Over the last few years there have been several prominent movies dealing with the issue of slavery or the racial aftermath that reverberated for decades. Movies like “12 Years a Slave”, “Selma”, and “The Birth of a Nation” each had their strong points, but also fell victim to certain creative and narrative choices of their directors.
Enter “Mudbound” from director and co-writer Dee Rees. “Mudbound”, based on Hillary Jordan’s 2008 debut novel, is a period drama set in the Mississippi Delta during the 1940s. The story deals with a variety of potent issues – racism, poverty, and PTSD just to name a few. Rees’ adaptation gives them all form through an intensely honest and clear-eyed perspective.
Rees anchors her film in the right place – with her characters. “Mudbound” is essentially the story of two families. Henry McAllan (Jason Clarke) marries Laura (Carey Mulligan) in 1939 and soon moves her, their two daughters, and his racist father (Jonathan Banks) to a Mississippi farm he abruptly purchased. Hap Jackson (Rob Morgan giving some of the year’s finest supporting work) is a tenant farmer whose family has worked Henry’s newly acquired land since his grandfather was a slave. Hap dreams of owning his own farm but always puts the aspirations of his kids ahead of his own.
Both families are compelling but in dramatically different ways. Each face the brunt of harsh deep south poverty and both face it the best way they know how. But their struggles and circumstances couldn’t be more different both inside and outside of their homes. And despite their mutual see-through pleasantries and respect, the sting of a morally corrupt social order is felt in nearly every conversation the two families share.

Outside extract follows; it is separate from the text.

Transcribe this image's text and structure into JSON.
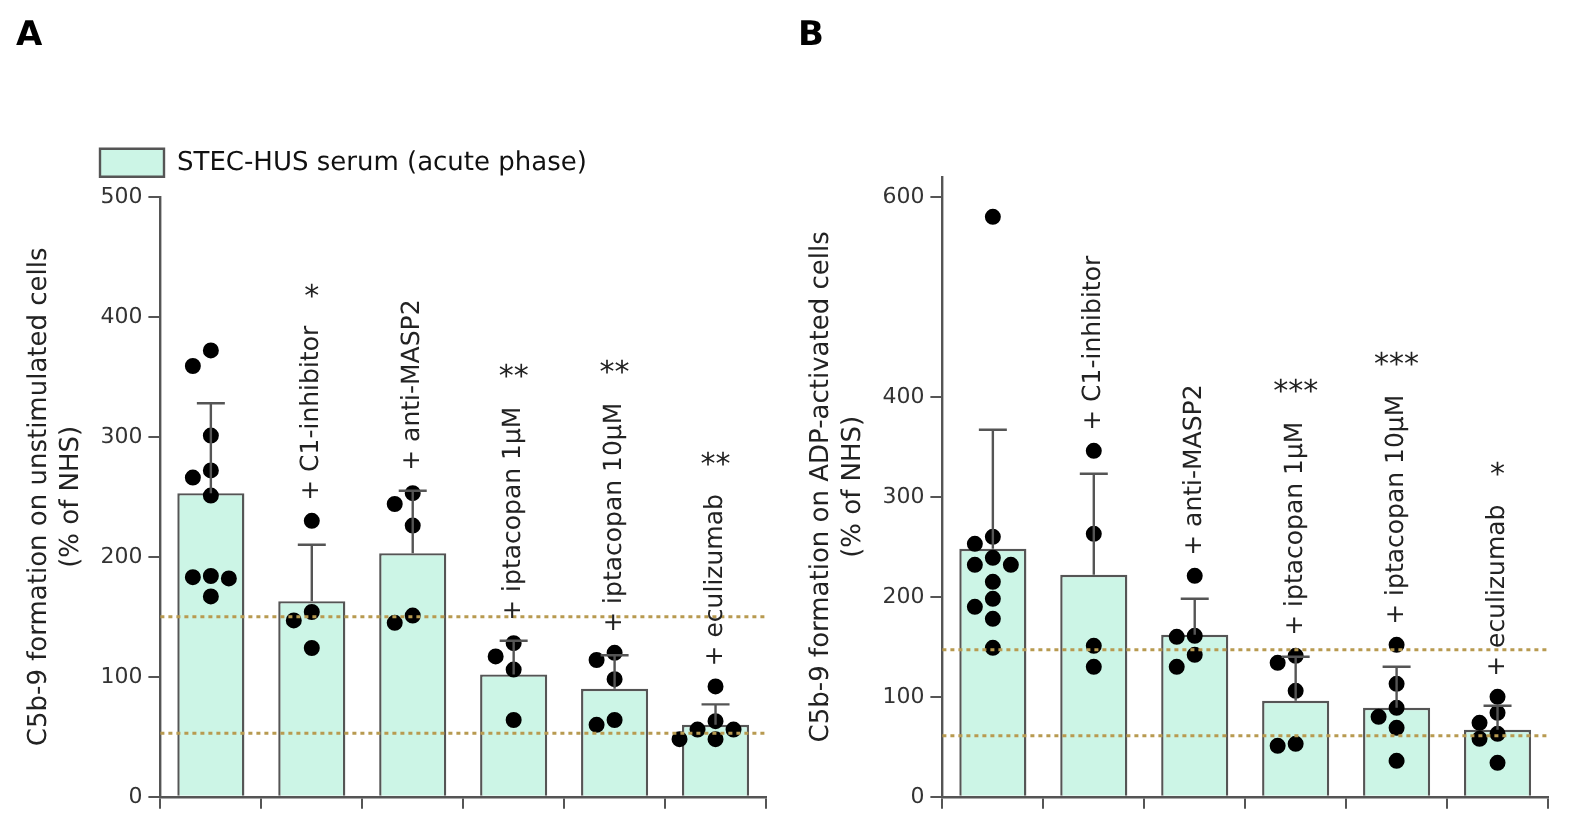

But there is one earnest thread that connects them. It comes in the form of Henry’s younger brother Jamie (Garrett Hedlund) and Hap’s oldest son Ronsel (Jason Mitchell). Both young men return to Mississippi after fighting in Europe during the final days of World War II. They both are scarred from the war and find solace in their new friendship which bucks the gross social norms of their small town. While their relationship offers a little light in a period of darkness, it potentially sets in motion trouble that will ripple through both families.
Another key element is the setting which Rees portrays with gritty realism. There is no luscious coat of studio paint. The land isn’t glamorized through cinematographer Rachel Morrison’s camera. Instead the beauty is in the authenticity and how the characters perceive it. It’s a fittingly unpolished presentation of a land aching almost as much as the people tending it.
Not all the visuals are as impressive. The action scenes featuring Jamie as a pilot aren’t very convincing and clearly didn’t get much attention. But this is such a minor complaint considering Rees and company nail the important stuff – the characters. “Mudbound” digs deep into their individual psyches often giving them their own moments of narration to express their feelings and perspectives. It’s a risky narrative technique but Rees weaves it seamlessly throughout the story.
And then you have the acting featuring an entire cast in top form. I mentioned Ron Morgan but there is also Mary J. Blige who gives an eye-opening performance as Hap’s wife Florence. Mulligan, Clarke, and Hedlund each fall right into their characters and the period, and there is a particularly vile (and that’s a compliment) performance from Banks.
“Mudbound” debuted on Netflix with practically no theater release to speak of (minus a handful of screens). Some speculate this could hurt the film come Oscar time. I hope that’s not the case. This film deserves to be in the conversation. It’s a difficult movie but an honest one that isn’t afraid to examine the stains of our past earnestly and without manipulation. It’s handling of poverty, hardship, self-destruction and family dysfunction also wields a piercing edge. It all works together in a deeply penetrating harmony and with striking authenticity that pulls you into this troubled period and never lets you go.